Now, let us try to illustrate a very popular theorem in probability, the law of large numbers (LLN), with a simple example. LLN states that the average of the results obtained from a large number of trials should be close to the expected value. Further, this average tends to come closer and closer to the expected value as more and more trials are performed. We all know that if a fair dice is thrown, the probability of getting the number 6 is 1/6. We now simulate this experiment with a simple Python code shown in Figure 7. Line 1 imports the random package of Python. Line 2 sets the number of trials to be performed. In this case, it is 1000. Line 3 initialises the counter ct to zero. Line 4 sets a loop, which iterates 1000 times in this case. Line 5 uses the function random.randint(1, 6). In this case, the function generates an integer between 1 and 6 (inclusive of both 1 and 6) randomly. The if statement in Line 5 checks whether the number generated is equal to 6; if yes the control goes to Line 7 and increases the counter ct by 1. After the loop is iterated a 1000 times, Line 8 will be executed. Line 8 prints the ratio between the number of occurrences of the number 6 and the total number of trials (1000). Figure 7 also shows this number as 0.179 (slightly more than the expected value 1/6 = 0.1666…which is also printed in the output). Not that close to the expected value, right? In Line 2, set the value of n as 10000. Run the code again and observe the new output printed.

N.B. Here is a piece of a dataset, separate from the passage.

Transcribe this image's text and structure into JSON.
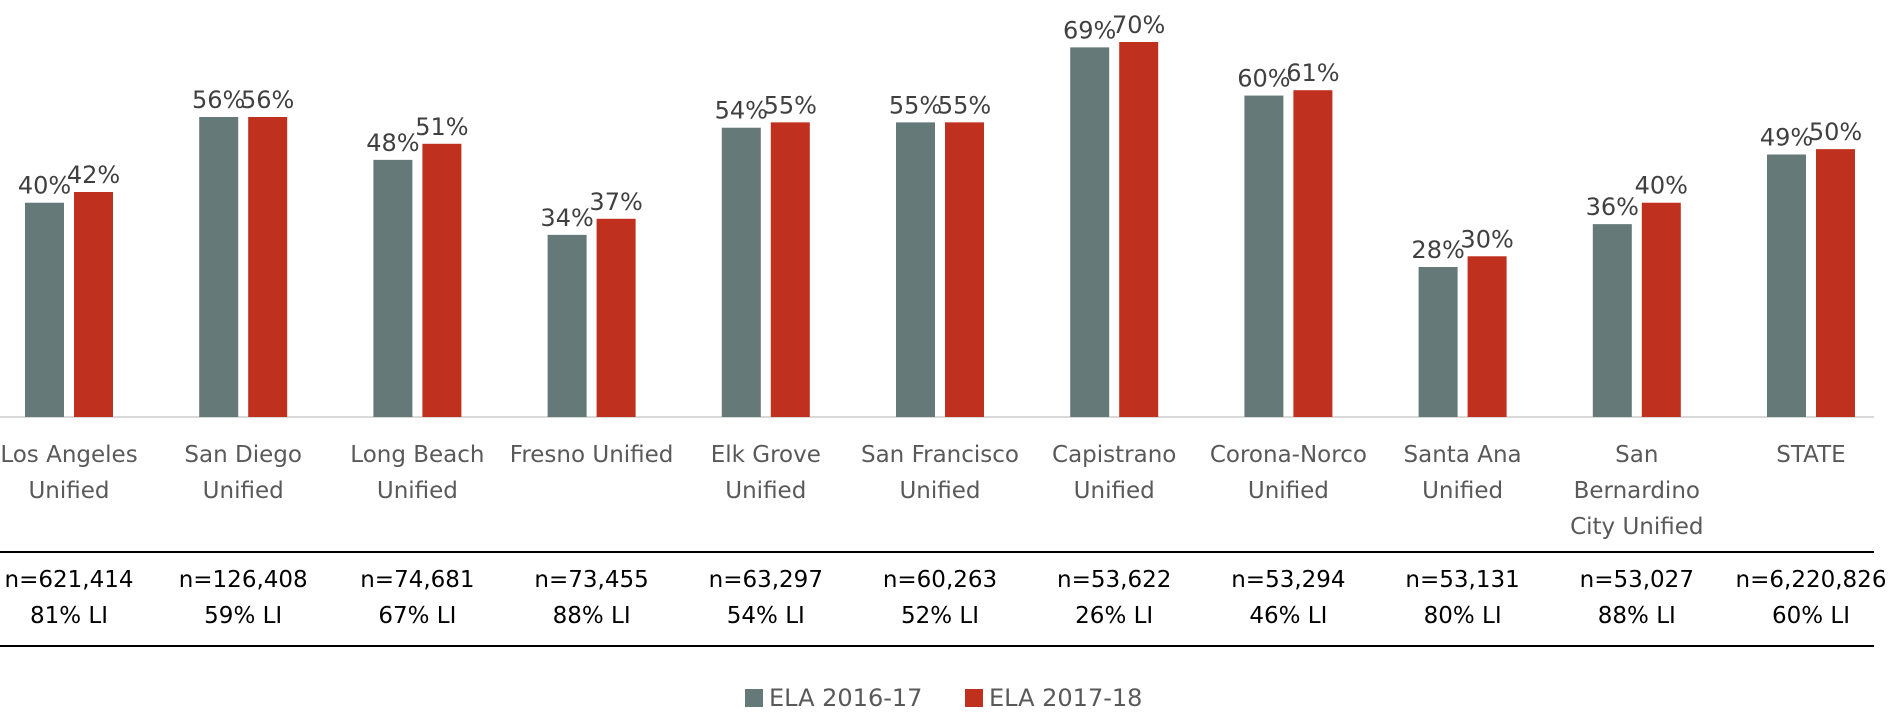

Most probably you will get a number which is a little bit closer to the expected value. Notice that this could also be a number less than the expected value. Increase the value of n, in Line 2, for a few more times. You will observe that the output is inching closer and closer to the expected value. Thus, with a simple code, we have illustrated LLN.

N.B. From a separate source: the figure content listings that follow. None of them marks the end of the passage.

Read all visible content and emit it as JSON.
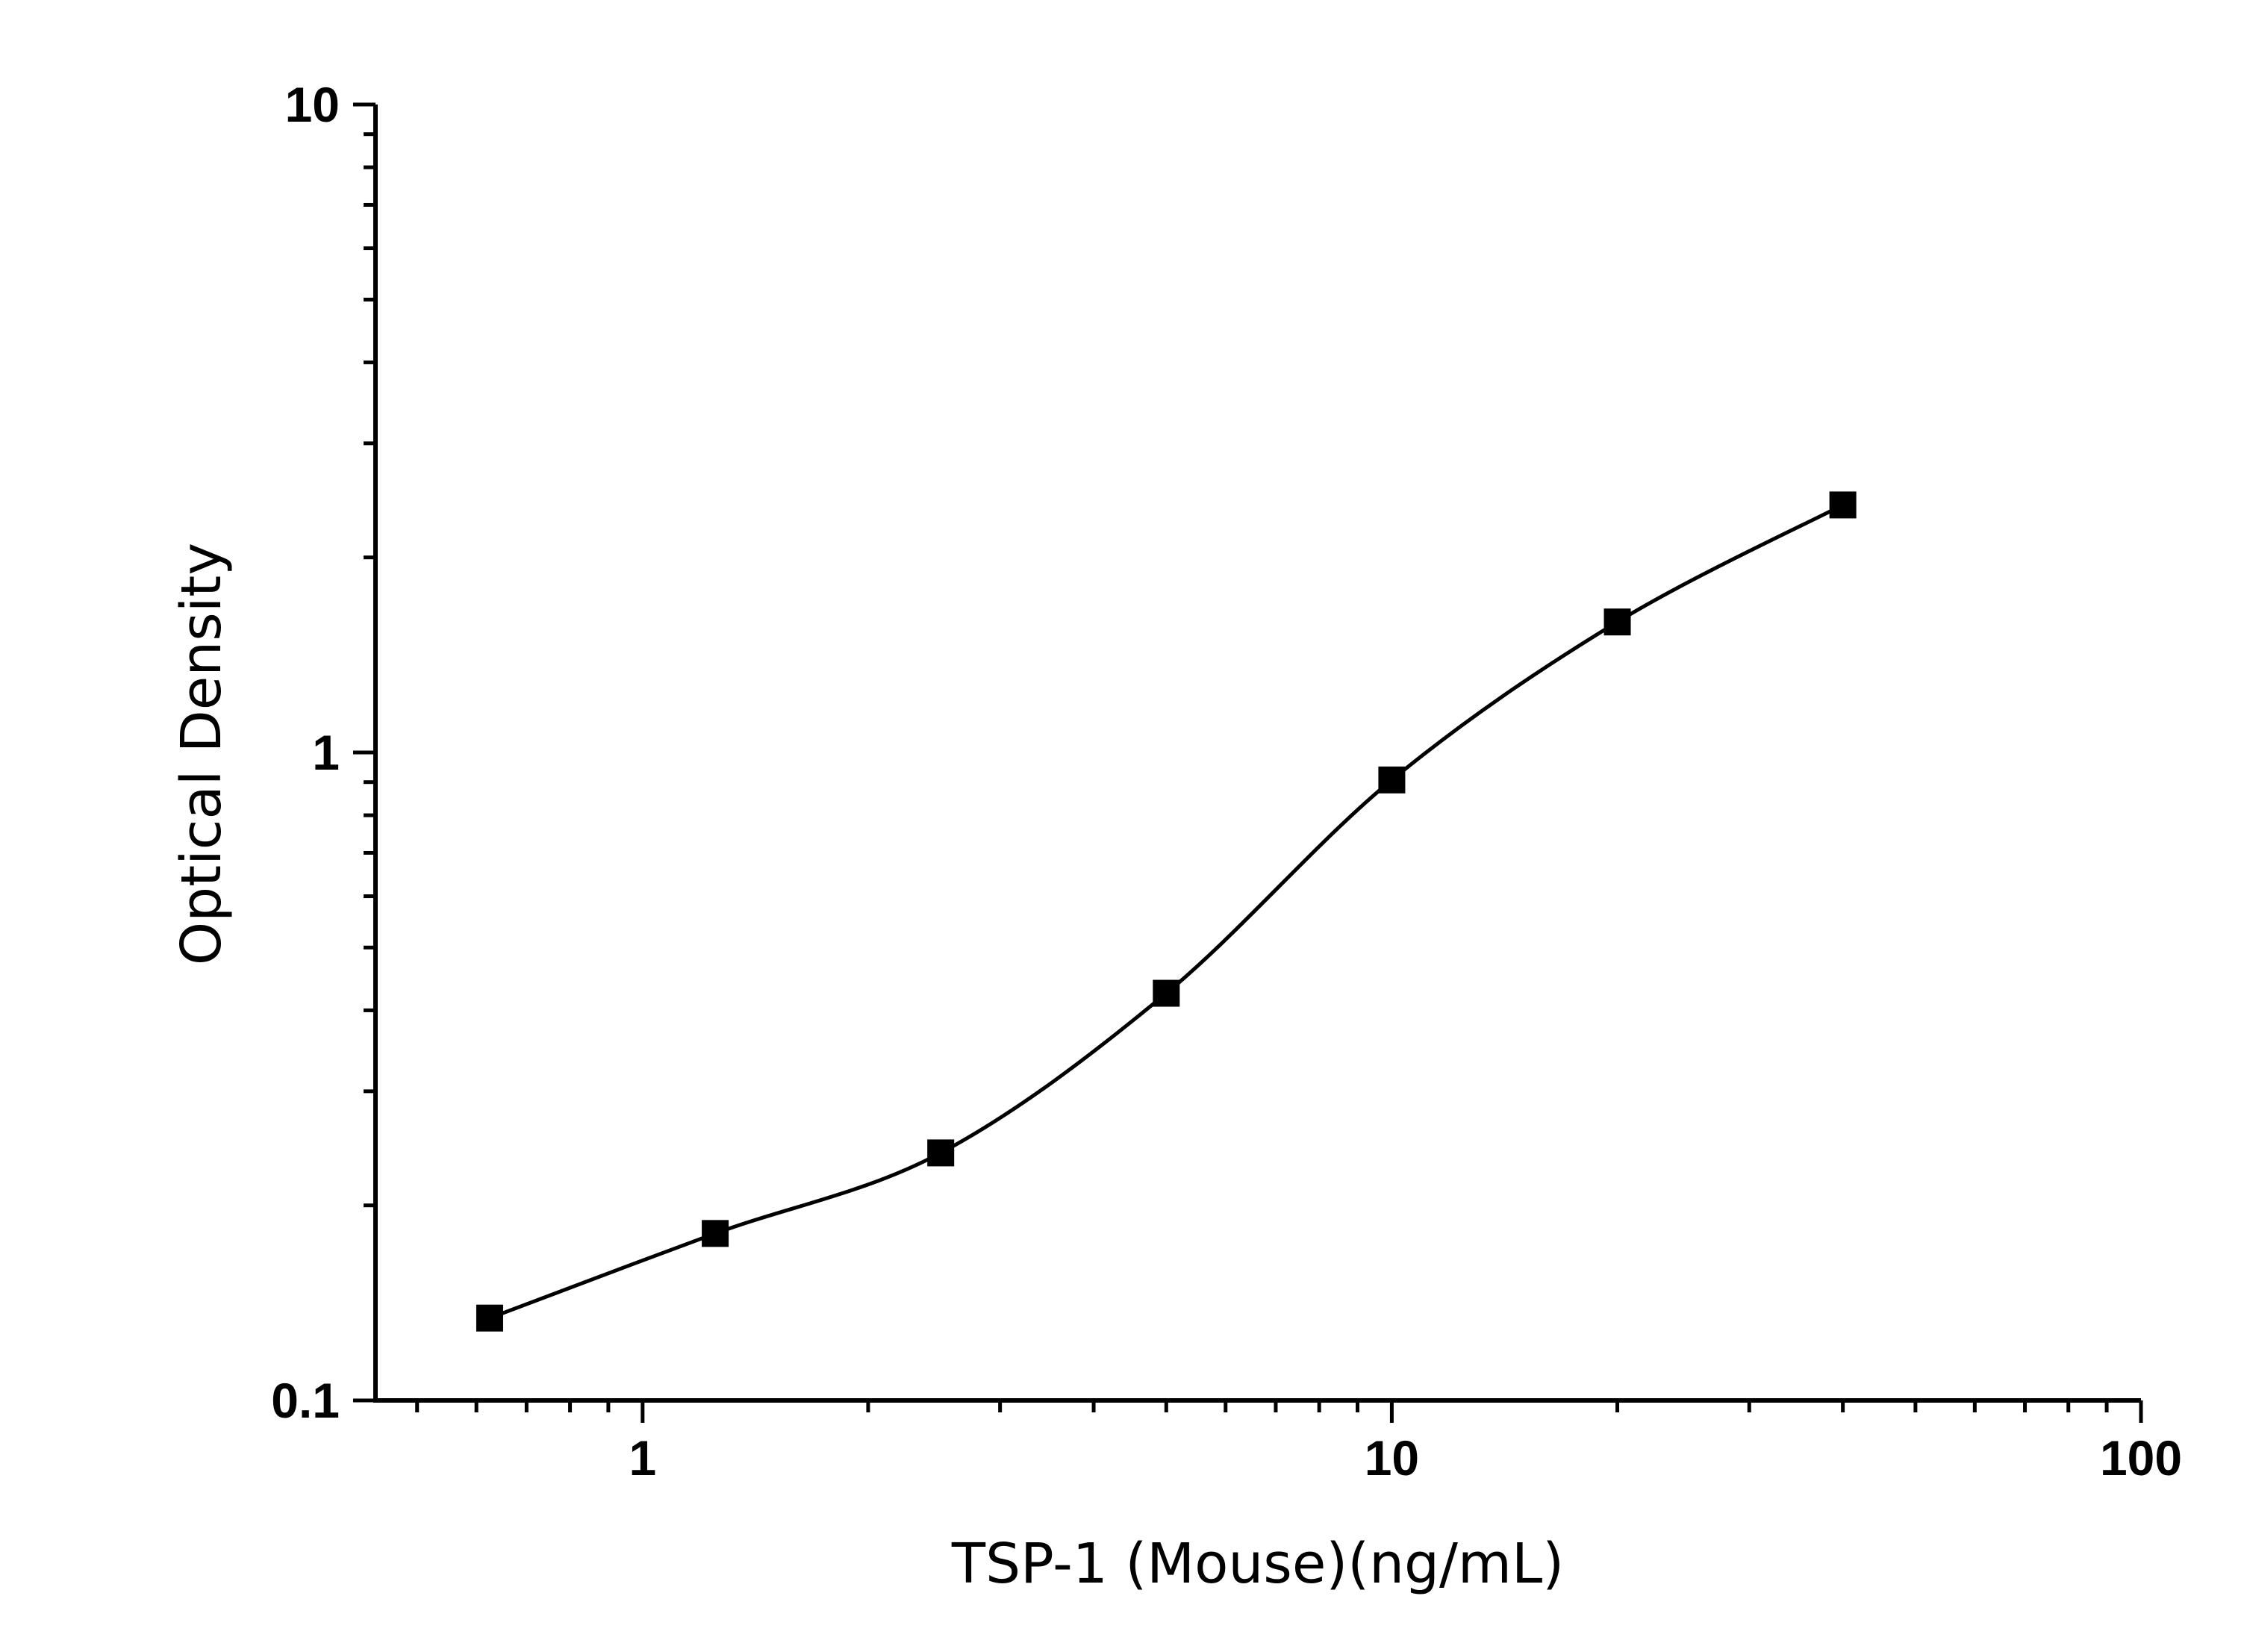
{
  "chart_data": {
    "type": "scatter",
    "title": "",
    "xlabel": "TSP-1 (Mouse)(ng/mL)",
    "ylabel": "Optical Density",
    "x_scale": "log",
    "y_scale": "log",
    "xlim": [
      0.44,
      100
    ],
    "ylim": [
      0.1,
      10
    ],
    "x_ticks": [
      {
        "value": 1,
        "label": "1"
      },
      {
        "value": 10,
        "label": "10"
      },
      {
        "value": 100,
        "label": "100"
      }
    ],
    "y_ticks": [
      {
        "value": 0.1,
        "label": "0.1"
      },
      {
        "value": 1,
        "label": "1"
      },
      {
        "value": 10,
        "label": "10"
      }
    ],
    "grid": false,
    "legend": "none",
    "marker": "square",
    "color": "#000000",
    "fit_curve": "smooth sigmoidal fit through points",
    "points": [
      {
        "x": 0.625,
        "y": 0.134
      },
      {
        "x": 1.25,
        "y": 0.181
      },
      {
        "x": 2.5,
        "y": 0.241
      },
      {
        "x": 5,
        "y": 0.425
      },
      {
        "x": 10,
        "y": 0.907
      },
      {
        "x": 20,
        "y": 1.59
      },
      {
        "x": 40,
        "y": 2.41
      }
    ]
  }
}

Though a simple statement, you will be amazed to know that the list of mathematicians who worked on a proof for LLN or tried to refine one include Cardano, Jacob Bernoulli, Daniel Bernoulli, Poisson, Chebyshev, Markov, Borel, Cantelli, Kolmogorov, Khinchin, etc. All of them are mathematical giants in their own field.
We are yet to cover topics in probability like random variables, probability distributions, etc, which are essential in developing AI and machine learning based applications. Our discussion of topics in probability and statistics is still in the early stages and we will try to strengthen our knowledge of these subjects in the next article also. At the same time, we will revisit two of our old friends we met in this journey earlier, the libraries Pandas and TensorFlow. We will also befriend a relative of TensorFlow called Keras, a library which acts as an interface for TensorFlow.